Over the past several days, social media feeds have been flooded with posts, images, and videos on the crisis of drowned streets, mainly in Fifth Settlement, New Cairo, due to heavy rainfall. Furthermore, social media not only highlighted the crisis, but also ridiculed the lack of sufficient infrastructure to handle the heavy rain which the Greater Cairo area witnessed last week.
Heavy rain hit Cairo last Tuesday and Wednesday, leading to streets and squares to become flooded while many cars were substantially submerged in rain on the roads.
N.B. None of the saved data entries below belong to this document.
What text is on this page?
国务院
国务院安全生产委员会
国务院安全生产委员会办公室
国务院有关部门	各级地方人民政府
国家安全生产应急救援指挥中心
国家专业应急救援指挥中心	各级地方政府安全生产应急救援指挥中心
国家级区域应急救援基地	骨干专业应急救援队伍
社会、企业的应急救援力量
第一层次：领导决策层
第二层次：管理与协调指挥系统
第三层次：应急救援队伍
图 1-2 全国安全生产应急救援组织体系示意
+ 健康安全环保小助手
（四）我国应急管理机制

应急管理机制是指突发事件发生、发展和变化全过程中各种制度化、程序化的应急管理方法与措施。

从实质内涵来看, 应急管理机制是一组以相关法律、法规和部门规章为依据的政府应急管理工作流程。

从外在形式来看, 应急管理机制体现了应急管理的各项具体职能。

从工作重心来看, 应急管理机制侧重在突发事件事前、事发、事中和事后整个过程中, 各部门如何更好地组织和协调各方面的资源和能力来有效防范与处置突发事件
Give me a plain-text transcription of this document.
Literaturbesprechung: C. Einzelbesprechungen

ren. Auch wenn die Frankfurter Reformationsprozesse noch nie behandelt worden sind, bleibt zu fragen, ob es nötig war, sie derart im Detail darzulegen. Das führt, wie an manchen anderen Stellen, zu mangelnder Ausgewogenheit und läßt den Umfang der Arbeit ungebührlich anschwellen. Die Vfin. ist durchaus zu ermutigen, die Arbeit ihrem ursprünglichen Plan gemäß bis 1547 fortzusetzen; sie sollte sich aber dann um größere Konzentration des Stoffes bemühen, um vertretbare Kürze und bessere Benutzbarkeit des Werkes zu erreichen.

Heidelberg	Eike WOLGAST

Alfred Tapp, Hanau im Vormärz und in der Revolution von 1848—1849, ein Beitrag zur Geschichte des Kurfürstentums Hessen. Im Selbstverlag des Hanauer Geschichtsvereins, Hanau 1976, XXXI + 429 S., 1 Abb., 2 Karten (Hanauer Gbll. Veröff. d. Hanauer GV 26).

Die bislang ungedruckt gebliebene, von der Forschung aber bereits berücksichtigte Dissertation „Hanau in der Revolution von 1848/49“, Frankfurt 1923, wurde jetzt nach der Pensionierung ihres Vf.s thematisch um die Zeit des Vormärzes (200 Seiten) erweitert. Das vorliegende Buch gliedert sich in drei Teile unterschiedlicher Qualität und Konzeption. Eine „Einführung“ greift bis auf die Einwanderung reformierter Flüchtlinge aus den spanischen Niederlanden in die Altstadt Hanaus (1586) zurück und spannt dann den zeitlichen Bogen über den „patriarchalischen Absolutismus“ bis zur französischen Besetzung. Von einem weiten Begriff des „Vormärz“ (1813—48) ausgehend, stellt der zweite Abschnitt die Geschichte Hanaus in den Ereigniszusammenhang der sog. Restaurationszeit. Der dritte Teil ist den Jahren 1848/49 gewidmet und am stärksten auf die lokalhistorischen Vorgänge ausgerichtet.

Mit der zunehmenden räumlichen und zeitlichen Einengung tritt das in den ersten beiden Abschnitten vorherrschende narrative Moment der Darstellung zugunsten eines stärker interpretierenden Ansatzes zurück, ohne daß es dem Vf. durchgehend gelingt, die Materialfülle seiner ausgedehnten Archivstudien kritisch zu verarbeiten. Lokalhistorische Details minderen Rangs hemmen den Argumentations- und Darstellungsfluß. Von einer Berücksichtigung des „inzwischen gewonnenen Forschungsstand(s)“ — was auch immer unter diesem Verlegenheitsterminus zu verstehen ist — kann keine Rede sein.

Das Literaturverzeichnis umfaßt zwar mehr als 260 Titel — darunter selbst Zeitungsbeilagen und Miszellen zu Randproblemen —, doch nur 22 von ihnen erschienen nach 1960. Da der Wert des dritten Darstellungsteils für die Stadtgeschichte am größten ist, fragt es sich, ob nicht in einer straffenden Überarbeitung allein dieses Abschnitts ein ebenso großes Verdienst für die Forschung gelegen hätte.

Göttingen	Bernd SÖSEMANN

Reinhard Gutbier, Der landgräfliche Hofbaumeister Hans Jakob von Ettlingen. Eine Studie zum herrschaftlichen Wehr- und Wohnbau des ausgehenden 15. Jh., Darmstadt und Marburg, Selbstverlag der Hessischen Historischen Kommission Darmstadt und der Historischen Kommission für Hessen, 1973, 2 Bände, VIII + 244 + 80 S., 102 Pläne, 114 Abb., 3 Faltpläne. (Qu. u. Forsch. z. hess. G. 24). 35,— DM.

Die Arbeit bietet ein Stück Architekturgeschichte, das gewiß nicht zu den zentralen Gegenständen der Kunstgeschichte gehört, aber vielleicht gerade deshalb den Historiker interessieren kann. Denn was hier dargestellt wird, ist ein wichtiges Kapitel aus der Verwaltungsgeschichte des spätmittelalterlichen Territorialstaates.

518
Moreover, the water entered some residential units and villas and damaged furniture.
Despite the criticism of the infrastructure in New Cairo, real estate experts and many citizens are betting that real estate in the area will remain priced highly and will not be affected by the crisis.
Ashraf Diaa, managing director at ERA West Associates, said that strong rain is becoming a bigger threat than competitors for some developers.
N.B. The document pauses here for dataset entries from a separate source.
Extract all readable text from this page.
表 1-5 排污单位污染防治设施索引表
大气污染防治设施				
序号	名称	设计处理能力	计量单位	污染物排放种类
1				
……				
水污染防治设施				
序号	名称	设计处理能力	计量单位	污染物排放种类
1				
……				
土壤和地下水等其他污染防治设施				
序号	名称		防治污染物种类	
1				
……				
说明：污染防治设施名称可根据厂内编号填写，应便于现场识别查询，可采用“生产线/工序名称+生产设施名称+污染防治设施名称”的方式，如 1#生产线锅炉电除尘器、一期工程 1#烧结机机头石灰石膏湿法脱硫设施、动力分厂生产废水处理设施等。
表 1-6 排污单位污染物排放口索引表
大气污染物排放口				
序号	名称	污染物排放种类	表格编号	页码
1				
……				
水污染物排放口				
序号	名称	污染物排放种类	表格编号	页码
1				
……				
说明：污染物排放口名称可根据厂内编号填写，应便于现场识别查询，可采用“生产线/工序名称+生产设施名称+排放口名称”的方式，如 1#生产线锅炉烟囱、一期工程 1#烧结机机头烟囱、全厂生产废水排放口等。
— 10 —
Diaa added that the rain crisis last week sounded an alarm for consumers buying in and outside New Cairo. With all eyes on the New Administrative Capital and Mostakbal City, consumers are wondering if the same infrastructure and durability measures are being used in the new urban projects.
Diaa explained that after what happened, customers will be looking at greater aspects when buying property in the Fifth Settlement. Furthermore, customers will focus on the history of the developer and the whole infrastructure in the region.
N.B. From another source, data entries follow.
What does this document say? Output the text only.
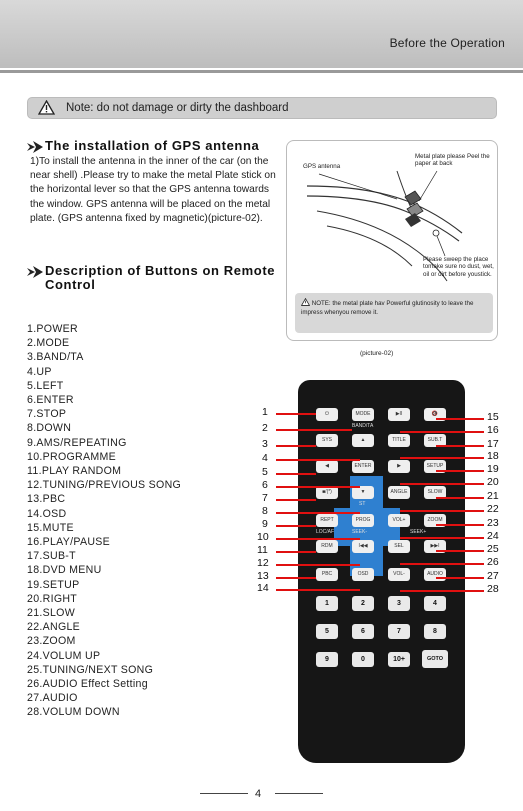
Before the Operation
Note: do not damage or dirty the dashboard
The installation of GPS antenna

1)To install the antenna in the inner of the car (on the near shell) .Please try to make the metal Plate stick on the horizontal lever so that the GPS antenna towards the window. GPS antenna will be placed on the metal plate. (GPS antenna fixed by magnetic)(picture-02).

GPS antenna
Metal plate please Peel the paper at back
Please sweep the place tomake sure no dust, wet, oil or dirt before youstick.
NOTE: the metal plate hav Powerful glutinosity to leave the impress whenyou remove it.
(picture-02)
Description of Buttons on Remote Control
1.POWER
2.MODE
3.BAND/TA
4.UP
5.LEFT
6.ENTER
7.STOP
8.DOWN
9.AMS/REPEATING
10.PROGRAMME
11.PLAY RANDOM
12.TUNING/PREVIOUS SONG
13.PBC
14.OSD
15.MUTE
16.PLAY/PAUSE
17.SUB-T
18.DVD MENU
19.SETUP
20.RIGHT
21.SLOW
22.ANGLE
23.ZOOM
24.VOLUM UP
25.TUNING/NEXT SONG
26.AUDIO Effect Setting
27.AUDIO
28.VOLUM DOWN
⏻	MODE	▶II	🔇
BAND/TA
SYS	▲	TITLE	SUB.T
◀	ENTER	▶	SETUP
■/(*)	▼	ANGLE	SLOW
ST
REPT	PROG	VOL+	ZOOM
LOC/AF	SEEK-	SEEK+
RDM	I◀◀	SEL	▶▶I
PBC	OSD	VOL-	AUDIO
1	2	3	4
5	6	7	8
9	0	10+	GOTO
1
2
3
4
5
6
7
8
9
10
11
12
13
14
15
16
17
18
19
20
21
22
23
24
25
26
27
28
4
He noted that Sheikh Zayed is active and proved that the area can handle heavy rain, pointing out that developers may look to that city to launch new projects and invest in.
He reaffirmed that the prices in New Cairo will not be affected badly by the rain, but said there could be a slowdown in price increases in the area, while arguing that there is no villa or unit belonging to a developer that collapsed due to the rain.
However, the electricity outage during and after the storm is a big issue that may affect clients’ choices, according to Diaa.
Adham Hesham, associate vice president for real estate at Beltone Financial, agreed with Diaa that the projects implemented by large real estate investment companies in New Cairo were not affected by the rain like in the main streets of the Fifth Settlement and nearby real estate.
On the other hand, the rain crisis may lead to increased demand for real estate west of Cairo in Sheikh Zayed and Sixth of October due to the fact that the infrastructure there may prove to be of better quality, according to Hesham.
Developers had previously predicted that the real estate sector would rebound this year in line with the expected decline in interest rates and improved purchasing power of consumers.
The price per square metre of apartments in New Cairo ranges between EGP 5,000 and EGP 10,750 and villas’ price per square metre ranges between EGP 5,500 and EGP 21,600 depending on the location and the nature of the unit, and whether it is inside or outside a compound, according to Aqarmap.
Daker Abdellah, board member of the Egyptian Federation for Construction and Building Contractors (EFCBC), said all countries of the world are witnessing similar situations, which he said are treated as emergency and exceptional circumstances and not disasters resulting from negligence, noting that it is impossible to deny the scale of development of Egyptian roads and infrastructure recently.
Abdellah pointed out that the city of New Cairo has a number of drains for water to be received and transferred to sewage stations and said there are a number of sewage stations in the city, but these stations are powered by electricity and the blackout in the city, in conjunction with the intensity of rain, made the stations ineffective, which led water to return to the drains and accumulate on the streets and roads.
Meanwhile, citizens have another view regarding their preferences in buying property in the Fifth Settlement and New Cairo.
Daily News Egypt polled some citizens on their opinions regarding the demand for and the prices of property in the Fifth Settlement.
Abeer Mageed said that bad infrastructure in New Cairo, which was put to the test by the rainfall, may affect unit prices in the area. Furthermore, she expected demand not only to be affected in New Cairo, but also in the whole the region, including the New Administrative Capital, due to the lack of confidence in the infrastructure and services in the region.
Eman Yousef agreed with her and said that she will think thoroughly before buying property in the Fifth Settlement.
Meanwhile, Mohamed Abdallah sees that this crisis will not affect the prices because the region is witnessing huge demand for purchasing property. He thought the demand may slowdown but not decrease.
However, Madgy Abdel Fattah said he believes the real estate prices in the Fifth Settlement are exaggerated and do not match the services provided, noting that in its first test, the infrastructure proved its failure.
For his part, Mohamed Samir pointed out that the decrease on demand in New Cairo will not affect the prices because the real estate market in Egypt is controlled by greedy traders and brokers.
Nevertheless, Randa Fouad mused that if the rainfall crisis affected the demand and prices in New Cairo, it would increase property prices in Giza.
Maged Sabry said that if demand decreased in New Cairo it would only be for a while and then increase again to its natural level.
Kaled Abo Ali agreed with Sabry that the prices will increase again in the region because people forget they consider investing in real estate to be a safe heaven.